Tax Reform Makes Now a Good Time for a 401(k) Plan Compensation Definition Audit

The KT Construction Law Blog introduces a crossover topic on 401ks, relevant to Construction industry employers, by Todd Castleton, and originally posted on the KT ERISA Corner Blog.

It is always a good idea to periodically perform an internal self-audit of a 401(k) plan’s definition of compensation, to verify that the definition matches the administration in the plan sponsor’s payroll and reporting system and, consequently, the correct deferral and matching contributions are being made.

Compensation definitions specify remuneration elements that are either included or excluded when making contribution calculations. Improper treatment of various elements is a common operational error of 401(k) plan administration, and a common focus of both the Internal Revenue Service’s and U.S. Department of Labor’s audit programs. If the plan documents and payroll system do not match, it can be a time-consuming and expensive error to correct. But in the wake of major tax reform legislation, a compensation self-audit can be vital to avoiding costly administrative errors and corrections.

The Tax Cuts and Jobs Act (“TCJA”) signed into law late in 2017 made several changes to the tax code that eliminated the ability for employers to deduct and employees to exclude from income certain fringe benefits received by the employee. For example, before 2018, the Internal Revenue Code (the “Code”) allowed an above-the-line deduction (meaning the amount is excluded from adjusted gross income rather than being an itemized deduction) for employees who incurred moving expenses.

The pre-2018 Code also allowed employers to reimburse employee-incurred moving expenses without including those amounts in the employee’s income. Beginning with the 2018 tax year through 2025, the deduction and exclusion for moving expenses is suspended under new Code Sections 132(g)(2) and 217(k).

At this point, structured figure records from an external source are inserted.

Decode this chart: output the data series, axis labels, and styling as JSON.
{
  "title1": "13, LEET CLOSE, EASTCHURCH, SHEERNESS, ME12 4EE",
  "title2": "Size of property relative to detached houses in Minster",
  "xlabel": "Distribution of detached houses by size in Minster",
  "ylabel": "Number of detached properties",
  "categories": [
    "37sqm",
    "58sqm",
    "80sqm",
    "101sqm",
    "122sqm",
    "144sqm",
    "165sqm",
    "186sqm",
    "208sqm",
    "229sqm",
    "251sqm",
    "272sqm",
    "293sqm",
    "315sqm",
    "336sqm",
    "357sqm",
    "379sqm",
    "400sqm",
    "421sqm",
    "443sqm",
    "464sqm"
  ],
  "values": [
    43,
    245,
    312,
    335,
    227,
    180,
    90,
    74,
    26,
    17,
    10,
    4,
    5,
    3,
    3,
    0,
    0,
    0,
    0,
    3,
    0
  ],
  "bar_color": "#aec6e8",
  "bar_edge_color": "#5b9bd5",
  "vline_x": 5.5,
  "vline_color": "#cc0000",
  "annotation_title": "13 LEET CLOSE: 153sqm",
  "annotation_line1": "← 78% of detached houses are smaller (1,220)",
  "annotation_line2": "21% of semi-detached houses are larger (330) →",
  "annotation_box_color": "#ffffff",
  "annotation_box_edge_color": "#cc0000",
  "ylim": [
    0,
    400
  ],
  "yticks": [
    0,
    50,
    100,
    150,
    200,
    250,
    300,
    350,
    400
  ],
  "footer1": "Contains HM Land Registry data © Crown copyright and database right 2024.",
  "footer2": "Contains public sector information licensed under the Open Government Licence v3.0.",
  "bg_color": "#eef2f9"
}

Some 401(k) plans’ definitions of compensation distinguish between fringe benefits that are includable in or excludable from gross income, and will either be included or excluded from the plan’s definition of compensation depending on which tax category the fringe amount falls into. As a result, plan administrators will need to review their plan’s definition of compensation and may need to change the payroll system to reflect whether the moving expense element of remuneration is included or excluded for 401(k) plan purposes if it is no longer excludable from taxable income. Through this process, it is a good idea to check the other elements of remuneration identified in the plan’s compensation definition as well, and verify they are all properly coded in the employer’s payroll system.